During the 1890s, the company introduced its Izal disinfectant made from distilled coal tar. The name became well known for its use on a best-selling "medicated toilet paper" often found in schools and public lavatories, noted for its abrasive quality. According to the radio documentary Now Wash Your Hands, the reason for its ubiquity was because local authorities were given it as part of a bulk-purchasing agreement when ordering disinfectant.

==Second World War==
In 1939 the Thorncliffe works came under the control of the Admiralty. A new workshop was constructed at Warren Lane, a short distance away from the Thorncliffe works, which was used to build army vehicles and became the largest manufacturer of Churchill tanks for the war effort. One of the tanks used to stand at the side of the road near the factory until recently.

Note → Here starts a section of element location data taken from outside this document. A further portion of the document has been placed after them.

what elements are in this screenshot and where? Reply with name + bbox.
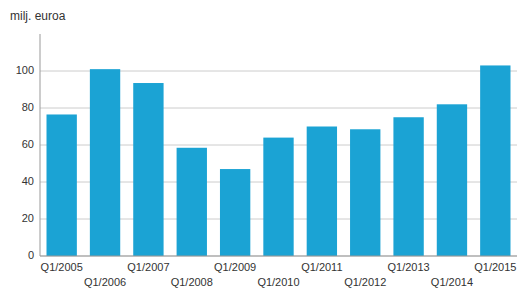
- bar: [480, 65, 510, 256]
- y-tick-label: 60: [22, 138, 34, 150]
- bar: [177, 148, 207, 256]
- bar: [263, 138, 293, 256]
- y-tick-label: 100: [16, 64, 34, 76]
- grid-line: [40, 256, 517, 257]
- chart: 0 20 40 60 80 100 Q1/2005Q1/2006Q1/2007Q1/2008…: [0, 0, 529, 302]
- x-tick-label: Q1/2015: [474, 261, 516, 273]
- x-tick-label: Q1/2009: [214, 261, 256, 273]
- x-tick-label: Q1/2005: [41, 261, 83, 273]
- bar: [47, 114, 77, 256]
- x-tick-label: Q1/2014: [431, 276, 473, 288]
- y-axis-label: milj. euroa: [10, 9, 66, 23]
- x-axis-line: [40, 256, 517, 257]
- y-tick-label: 80: [22, 101, 34, 113]
- x-tick-label: Q1/2007: [127, 261, 169, 273]
- bar: [437, 104, 467, 256]
- bar: [220, 169, 250, 256]
- bar: [133, 83, 163, 256]
- bar: [393, 117, 423, 256]
- bars: [47, 65, 511, 256]
- x-tick-label: Q1/2013: [387, 261, 429, 273]
- x-tick-label: Q1/2012: [344, 276, 386, 288]
- y-tick-label: 40: [22, 175, 34, 187]
- x-tick-label: Q1/2011: [301, 261, 342, 273]
- x-axis: Q1/2005Q1/2006Q1/2007Q1/2008Q1/2009Q1/20…: [41, 261, 517, 288]
- chart-container: 0 20 40 60 80 100 Q1/2005Q1/2006Q1/2007Q1/2008…: [0, 0, 529, 302]
- x-tick-label: Q1/2006: [84, 276, 126, 288]
- bar: [350, 129, 380, 256]
- y-tick-label: 20: [22, 212, 34, 224]
- x-tick-label: Q1/2008: [171, 276, 213, 288]
- x-tick-label: Q1/2010: [257, 276, 299, 288]
- bar: [90, 69, 120, 256]
- y-axis-line: [40, 34, 41, 256]
- bar: [307, 127, 337, 257]
- y-axis: 0 20 40 60 80 100: [16, 34, 40, 261]
- y-tick-label: 0: [28, 249, 34, 261]
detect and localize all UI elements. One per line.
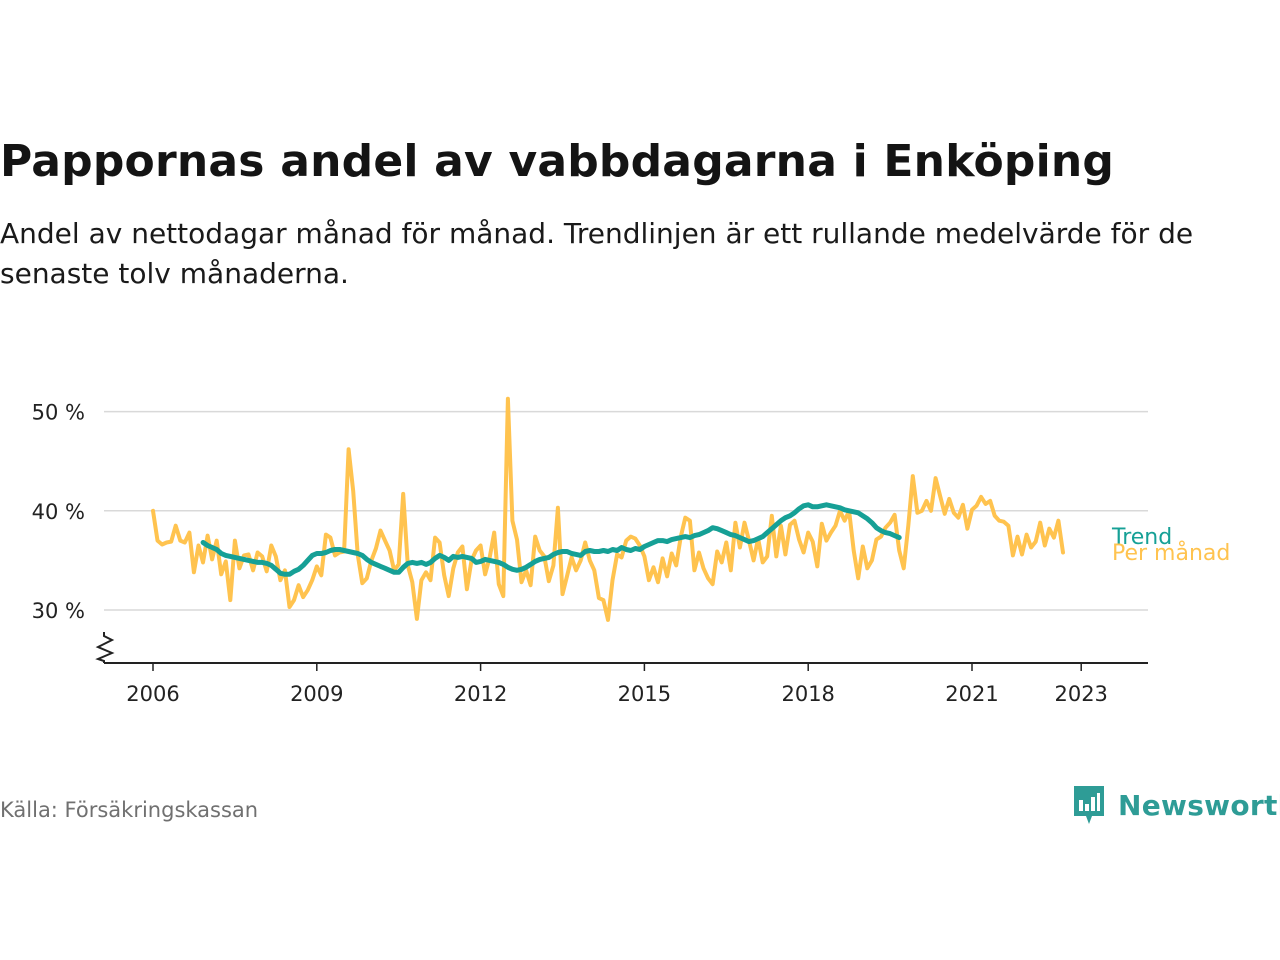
y-tick-label: 50 % (32, 401, 85, 425)
brand-name: Newsworthy (1118, 788, 1280, 822)
x-tick-label: 2018 (781, 682, 834, 706)
x-tick-label: 2009 (290, 682, 343, 706)
trend-line (200, 502, 902, 577)
series-lines (151, 396, 1065, 622)
legend: Trend Per månad (1111, 525, 1230, 566)
newsworthy-logo-icon (1074, 786, 1104, 824)
brand-logo: Newsworthy (1072, 784, 1280, 826)
x-tick-label: 2023 (1054, 682, 1107, 706)
x-axis: 2006 2009 2012 2015 2018 2021 2023 (95, 632, 1148, 706)
grid-lines (104, 410, 1148, 611)
monthly-line (151, 396, 1065, 622)
x-tick-label: 2021 (945, 682, 998, 706)
x-tick-label: 2012 (454, 682, 507, 706)
legend-trend-label: Trend (1111, 525, 1172, 550)
chart-subtitle: Andel av nettodagar månad för månad. Tre… (0, 217, 1194, 290)
legend-monthly-label: Per månad (1112, 540, 1230, 566)
source-note: Källa: Försäkringskassan (0, 798, 259, 822)
y-tick-label: 40 % (32, 500, 85, 524)
chart-title: Pappornas andel av vabbdagarna i Enköpin… (0, 136, 1115, 187)
y-axis-ticks: 30 % 40 % 50 % (32, 401, 85, 623)
x-tick-label: 2015 (618, 682, 671, 706)
axis-break-icon (95, 632, 115, 663)
x-tick-label: 2006 (126, 682, 179, 706)
y-tick-label: 30 % (32, 599, 85, 623)
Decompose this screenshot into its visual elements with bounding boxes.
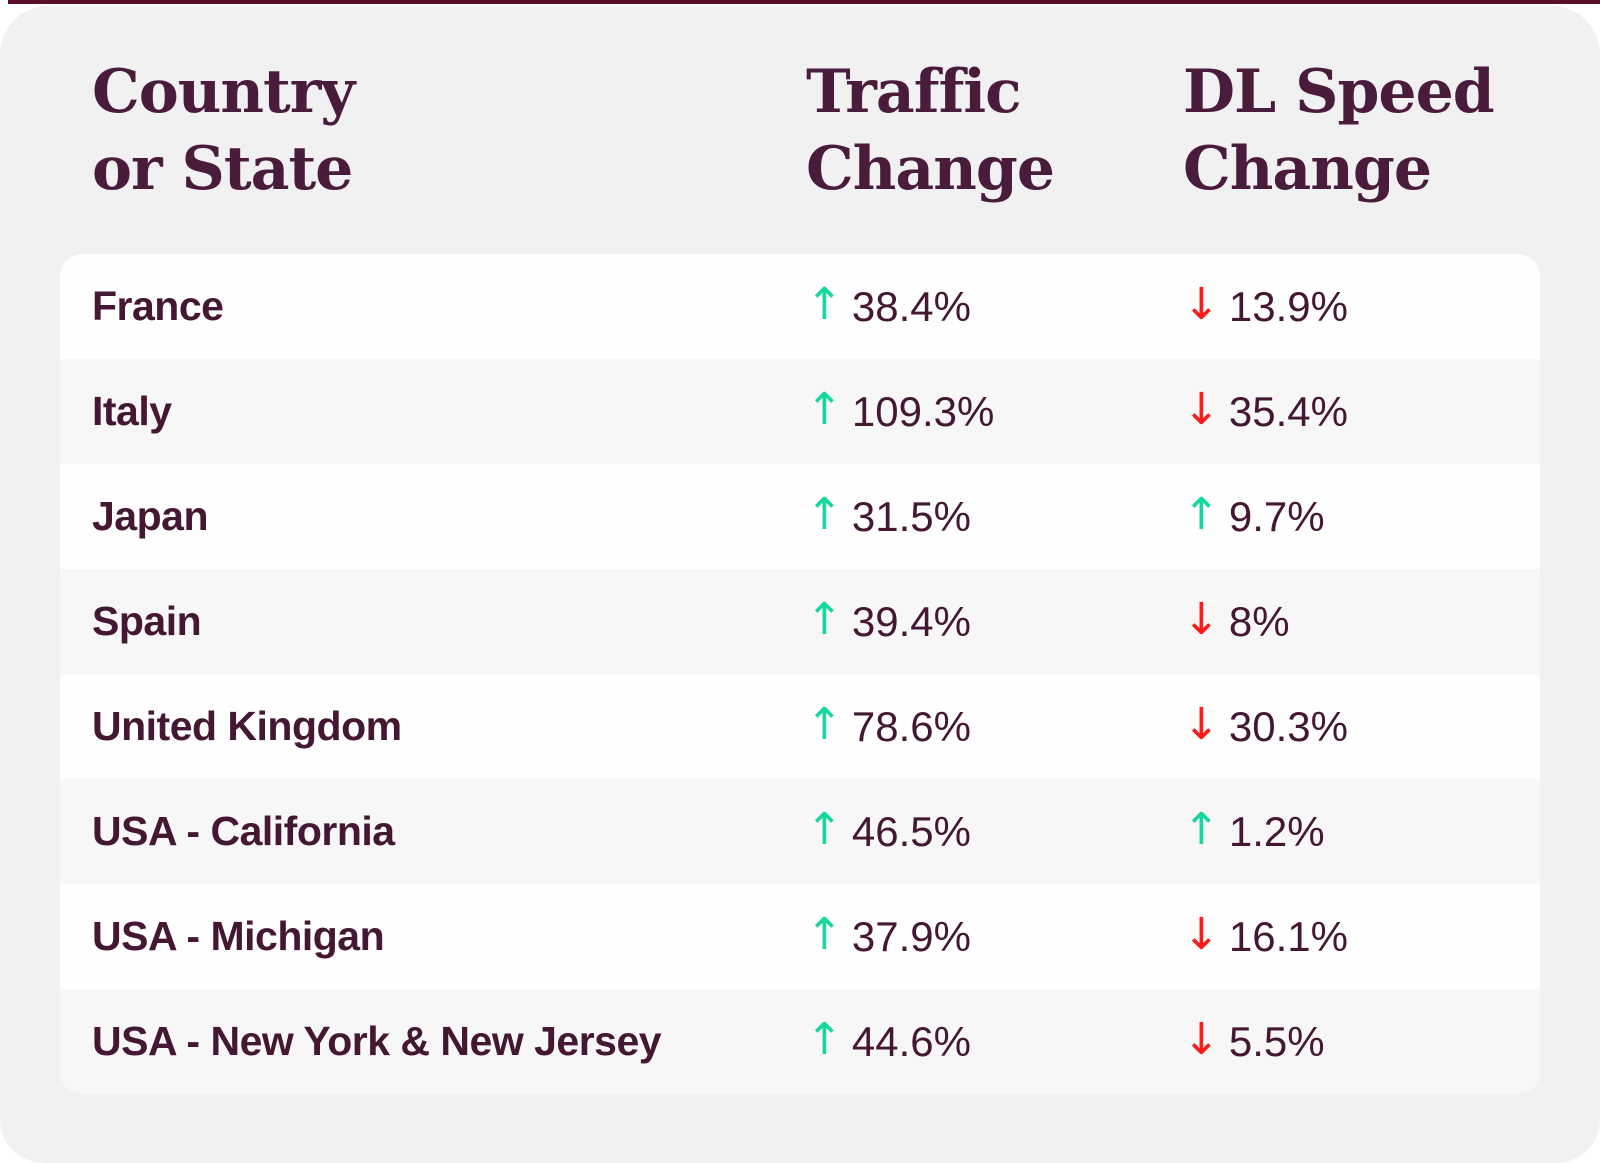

William Joyce (Lord Haw Haw), in one of his radio broadcasts threatened to "dot the I" on the Izal name with a bomb. It was intended to destroy the source of the Churchill tanks. A near miss ensued, but the works remained intact.

==Post-war==
The nationalisation of the coal mining and steel industries in 1948 saw the group forced to sell off its interests in these fields. However the company remained heavily involved in iron and steel founding and the production of chemicals from tar distillates, the basis of many products manufactured by its Izal subsidiary. The engineering part of the group designed and supplied all manner of process plant and equipment for the coal-gas, chemical and steel industries.

==Diversification==
Before the Second World War they had started building excavators under licence from the American manufacturer Pawling and Harnischfeger (P&H) and sold them under the NCH brand name. About 1940/41 the connection with P&H was terminated and a licence was taken out with Koehring Co of Milwaukee selling the excavators under the name NCK. In 1958, the company acquired Ransomes & Rapier to become a major producer of excavators, draglines and other construction equipment. A new subsidiary company NCK-Rapier was formed, with production moving to Ipswich.

In 1960, the company acquired Ronuk Ltd, a manufacturer of wax polishes and wood stains based in Portslade, Brighton and with it the Ronseal brand name.

In 1961 the first of an order for 14 Newton Chambers double-deck car carriers was delivered to British Railways (Eastern Region). These featured a novel hydraulically operated central well capable of storing two cars below the four cars on the upper deck.

The group also set up Redfyre as a marketing company for coal-burning grates which were made in its foundry. Changes, in particular the Clean Air Act saw the company move into light fabrications and oil-fired central heating equipment, however, the oil-fired boiler market collapsed in autumn 1973 with the increase in prices.

In 1972 the group was taken over by industrial holding company Central & Sheerwood. Central & Sheerwood was acquired by Robert Maxwell in the 1980s and became TransTec plc in 1991 after merging with Geoffrey Robinson's company Transfer Technology. TransTec went into receivership at the end of 1999. In 2001 Newton, Chambers & Co. had ceased trading and was dissolved; TransTec was dissolved the following year.